Babies born early now survive because of improved medical, nursing care

Tujoromajo Kasuto

It is a stark reality that approximately one in five babies born too early may not survive but medical and nursing care has improved significantly over the last 40 years.

“Today, in Namibia, we can help babies who, 10 or 20 years ago would not have survived. Today, we are privileged to see tiny babies weighing about 1000 g or in some cases, less than that, survive and go home to their families,” says Ministry of Health and Social Services (MoHSS) Executive Director (ED), Ben Nangombe.

Nangombe said this during the commemoration of World Prematurity Day today, which is commemorated since 2011. The day is a key platform to focus global attention on the burden of preterm birth, a phenomenon which, in many instances leads to long-term morbidity and infant mortality.

However, the number of preterm births is rising, and some premature babies do not make it. This is due to several factors, including delayed health-seeking behaviour by some expectant mothers, who present late at health facilities, who delay attending antenatal care or simply do not attend such, or those who choose to deliver at home and only go to the hospital with a baby in a poor state of health.

Nangombe commends the good work done by health care workers around the country to improve the care for neonates revealing that the recent reports he has received from facilities such as Windhoek Central, Onandjokwe, Rundu and Katima Mulilo State Hospital point to improved outcomes.
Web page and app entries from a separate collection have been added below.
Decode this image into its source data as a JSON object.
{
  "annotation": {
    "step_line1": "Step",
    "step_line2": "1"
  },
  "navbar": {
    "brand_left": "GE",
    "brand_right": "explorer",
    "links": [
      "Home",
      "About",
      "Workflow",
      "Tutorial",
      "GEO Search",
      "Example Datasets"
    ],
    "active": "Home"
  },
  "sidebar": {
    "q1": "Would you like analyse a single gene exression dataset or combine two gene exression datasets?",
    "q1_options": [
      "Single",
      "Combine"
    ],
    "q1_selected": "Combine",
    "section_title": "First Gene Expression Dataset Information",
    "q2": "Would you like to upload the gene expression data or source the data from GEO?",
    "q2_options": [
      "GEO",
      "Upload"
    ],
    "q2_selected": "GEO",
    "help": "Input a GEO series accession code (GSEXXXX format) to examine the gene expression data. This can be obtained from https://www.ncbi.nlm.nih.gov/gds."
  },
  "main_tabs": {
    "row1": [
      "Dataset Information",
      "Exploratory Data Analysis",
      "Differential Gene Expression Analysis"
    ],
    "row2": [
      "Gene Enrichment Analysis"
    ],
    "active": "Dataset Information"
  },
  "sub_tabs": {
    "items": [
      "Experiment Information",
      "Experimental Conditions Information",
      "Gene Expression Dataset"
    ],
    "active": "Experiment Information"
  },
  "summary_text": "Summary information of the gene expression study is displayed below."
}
Interventions by the ministry with the support of their development cooperation partners, namely the Japan International Cooperation Agency (JICA), WHO, UNICEF, Neo for Namibia, and others have resulted in the delivery of critical high-end medical equipment to many health facilities.

Today, neo-natal units at district hospitals are equipped with a fair number of modern equipment such as incubators, baby warmers, ventilators, CPAP (for smaller and bigger babies), phototherapy units, cot beds, pulse oxymeters.

The day is an opportunity to consider the heavy burden that preterm birth causes on parents, families, friends and on former preterm born children. Approximately 15 million babies are born preterm each year, accounting for about one in 10 of all babies born worldwide. According to Nangombe it is also a day to celebrate and remember the babies who have survived the journey of being born too early. “Celebrating the mothers, fathers, and families who embraced and endured the struggles through pre-term labour and delivery,” he emphasises.

He further adds that it is also to celebrate health care workers who have given and continue to give themselves and their time selflessly to care for the well-being of these fragile newborns. “We celebrate that we can be here together to share our stories of victories and the challenges that have been overcome.”

The day is also to remember the little lives lost, despite sterling efforts of health care workers, because of prematurity and the complications that result from premature birth. The remembrance of the heartache, the trepidation, and the overwhelming feelings of sorrow for hopes not realised.